Background: Chronic Obstructive Pulmonary Disease (COPD) is a progressive respiratory disorder characterized by persistent airflow limitation and chronic respiratory symptoms. Dual bronchodilator therapy with a long-acting β₂-agonist (LABA) and a long-acting muscarinic antagonist (LAMA) is recommended to improve lung function and symptom control.
Methods: This prospective interventional study included 104 patients with moderate to severe COPD diagnosed according to GOLD criteria. All patients received inhaled Glycopyrronium 25 μg plus Formoterol 12 μg twice daily for 12 weeks. Spirometry was performed at baseline, 6 weeks, and 12 weeks. Effectiveness was assessed by changes in forced expiratory volume in one second (FEV₁), while tolerability was evaluated by recording adverse events.
Results: Mean FEV₁ improved significantly from 61.08±13.25% predicted at baseline to 63.47±13.04% at 6 weeks and 65.24±12.76% at 12 weeks (p=0.001). The treatment was well tolerated, with only mild adverse events such as dry mouth, throat irritation, cough, and occasional tremors.
Conclusion: Glycopyrronium plus Formoterol significantly improved lung function and was well tolerated over 12 weeks, supporting its effectiveness and safety in the management of moderate to severe COPD
Chronic Obstructive Pulmonary Disease (COPD) is a heterogeneous respiratory disorder characterized by persistent respiratory symptoms, including dyspnea, chronic cough, sputum production, and recurrent exacerbations, resulting from structural abnormalities of the airways and/or alveoli that cause persistent and usually progressive airflow limitation.¹ COPD is a major global public health problem and is one of the leading causes of morbidity and mortality worldwide.² It imposes a considerable socioeconomic burden owing to frequent hospitalizations, long-term pharmacotherapy, disability, and loss of productivity, particularly in low- and middle-income countries.³ The global burden of COPD continues to increase because of population aging, continued exposure to tobacco smoke, biomass fuel, occupational pollutants, and ambient air pollution.⁴ In India, COPD represents a significant public health challenge, highlighting the need for early diagnosis, prevention of risk-factor exposure, and evidence-based treatment strategies.⁵
The pathogenesis of COPD is strongly associated with prolonged exposure to noxious particles and gases.
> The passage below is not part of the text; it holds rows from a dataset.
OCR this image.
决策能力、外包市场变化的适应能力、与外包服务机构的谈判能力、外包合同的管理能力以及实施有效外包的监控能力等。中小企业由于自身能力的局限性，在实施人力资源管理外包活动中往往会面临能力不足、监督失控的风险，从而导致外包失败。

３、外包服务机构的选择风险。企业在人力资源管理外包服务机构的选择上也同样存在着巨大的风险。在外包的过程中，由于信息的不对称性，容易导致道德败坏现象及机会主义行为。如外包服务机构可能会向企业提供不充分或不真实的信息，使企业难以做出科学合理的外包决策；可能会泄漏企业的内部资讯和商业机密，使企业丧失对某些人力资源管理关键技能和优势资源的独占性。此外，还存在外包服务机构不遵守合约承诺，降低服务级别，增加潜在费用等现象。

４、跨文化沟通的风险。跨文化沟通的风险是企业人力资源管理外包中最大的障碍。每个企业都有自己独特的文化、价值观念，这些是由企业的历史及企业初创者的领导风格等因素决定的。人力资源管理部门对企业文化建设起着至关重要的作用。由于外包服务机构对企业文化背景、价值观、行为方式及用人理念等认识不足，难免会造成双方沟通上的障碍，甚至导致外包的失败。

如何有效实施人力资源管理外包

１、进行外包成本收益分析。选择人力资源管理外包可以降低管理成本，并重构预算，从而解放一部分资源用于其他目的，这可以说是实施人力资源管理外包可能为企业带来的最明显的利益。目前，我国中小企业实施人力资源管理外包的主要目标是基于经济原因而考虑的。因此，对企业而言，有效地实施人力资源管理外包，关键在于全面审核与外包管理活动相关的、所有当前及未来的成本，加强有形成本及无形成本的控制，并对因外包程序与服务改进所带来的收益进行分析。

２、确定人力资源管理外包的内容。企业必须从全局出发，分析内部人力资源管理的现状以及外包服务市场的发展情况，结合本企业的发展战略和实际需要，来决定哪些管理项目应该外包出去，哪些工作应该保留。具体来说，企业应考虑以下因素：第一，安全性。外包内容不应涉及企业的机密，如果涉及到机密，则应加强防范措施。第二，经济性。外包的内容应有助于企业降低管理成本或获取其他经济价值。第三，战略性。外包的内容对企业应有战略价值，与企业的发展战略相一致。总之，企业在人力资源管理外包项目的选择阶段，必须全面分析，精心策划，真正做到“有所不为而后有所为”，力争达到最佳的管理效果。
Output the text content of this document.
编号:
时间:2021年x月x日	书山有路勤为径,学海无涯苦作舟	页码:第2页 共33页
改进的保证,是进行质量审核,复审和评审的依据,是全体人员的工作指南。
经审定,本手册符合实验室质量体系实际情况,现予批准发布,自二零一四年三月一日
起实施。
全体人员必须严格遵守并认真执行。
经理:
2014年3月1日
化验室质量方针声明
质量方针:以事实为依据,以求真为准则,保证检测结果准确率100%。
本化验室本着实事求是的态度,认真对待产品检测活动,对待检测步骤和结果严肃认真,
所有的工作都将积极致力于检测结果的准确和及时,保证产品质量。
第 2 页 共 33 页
Cigarette smoking remains the most important risk factor worldwide.⁶ In developing countries, indoor air pollution due to biomass fuel combustion is an important contributor, particularly among women.⁷ Occupational exposure to dust, fumes, and chemical agents also increases the risk of COPD.⁸ Additional contributing factors include ambient air pollution, recurrent respiratory infections, impaired lung growth, and genetic susceptibility, particularly alpha-1 antitrypsin deficiency.⁹
Spirometry is the gold standard for the diagnosis of COPD and provides an objective assessment of airflow limitation. Important spirometric parameters include Forced Vital Capacity (FVC), Forced Expiratory Volume in one second (FEV₁), and the FEV₁/FVC ratio.10 A post-bronchodilator FEV₁/FVC ratio of <0.70 confirms persistent airflow obstruction.¹ However, spirometric findings alone do not adequately reflect symptom burden or disease impact. Therefore, comprehensive assessment using validated tools such as the COPD Assessment Test (CAT) and the modified Medical Research Council (mMRC) dyspnea scale is recommended to guide treatment decisions.¹¹
According to the Global Initiative for Chronic Obstructive Lung Disease (GOLD) recommendations, pharmacological management is individualized based on symptom burden and exacerbation risk. Dual bronchodilator therapy with a long-acting β₂-agonist (LABA) and a long-acting muscarinic antagonist (LAMA) is the preferred treatment for symptomatic patients, particularly those in GOLD Groups B and E.¹ Glycopyrronium/Formoterol and Tiotropium/Formoterol are widely used LABA/LAMA fixed-dose combinations that provide complementary bronchodilation by targeting different pharmacological pathways, thereby improving lung function, relieving symptoms, reducing hyperinflation, and enhancing quality of life.¹²
Although several LABA/LAMA combinations are available for COPD management, evidence directly comparing their clinical effectiveness remains limited, particularly in the Indian population. Therefore, the present study was undertaken to evaluate the effectiveness of the fixed-dose Glycopyrronium/Formoterol combination in patients with moderate to severe COPD.
MATERIAL AND METHOD
Study Design and Setting
This prospective interventional study was conducted in the Department of TB and Respiratory Diseases at a tertiary care teaching hospital in North India from July 2024 to December 2025. Both outpatient and hospitalized patients were screened for eligibility. The study protocol was approved by the Institutional Ethics Committee (Ref. No. SGRD/IEC/2024-385), and written informed consent was obtained from all participants before enrollment.
Study Population
Patients diagnosed with moderate to severe COPD according to the Global Initiative for Chronic Obstructive Lung Disease (GOLD) criteria were included. The diagnosis was based on clinical symptoms such as chronic cough, dyspnea, and sputum production, along with a history of exposure to relevant risk factors. Persistent airflow limitation was confirmed by post-bronchodilator spirometry demonstrating an FEV₁/FVC ratio of <0.70.
Inclusion Criteria
* Patients aged ≥40 years with moderate to severe COPD diagnosed according to GOLD criteria.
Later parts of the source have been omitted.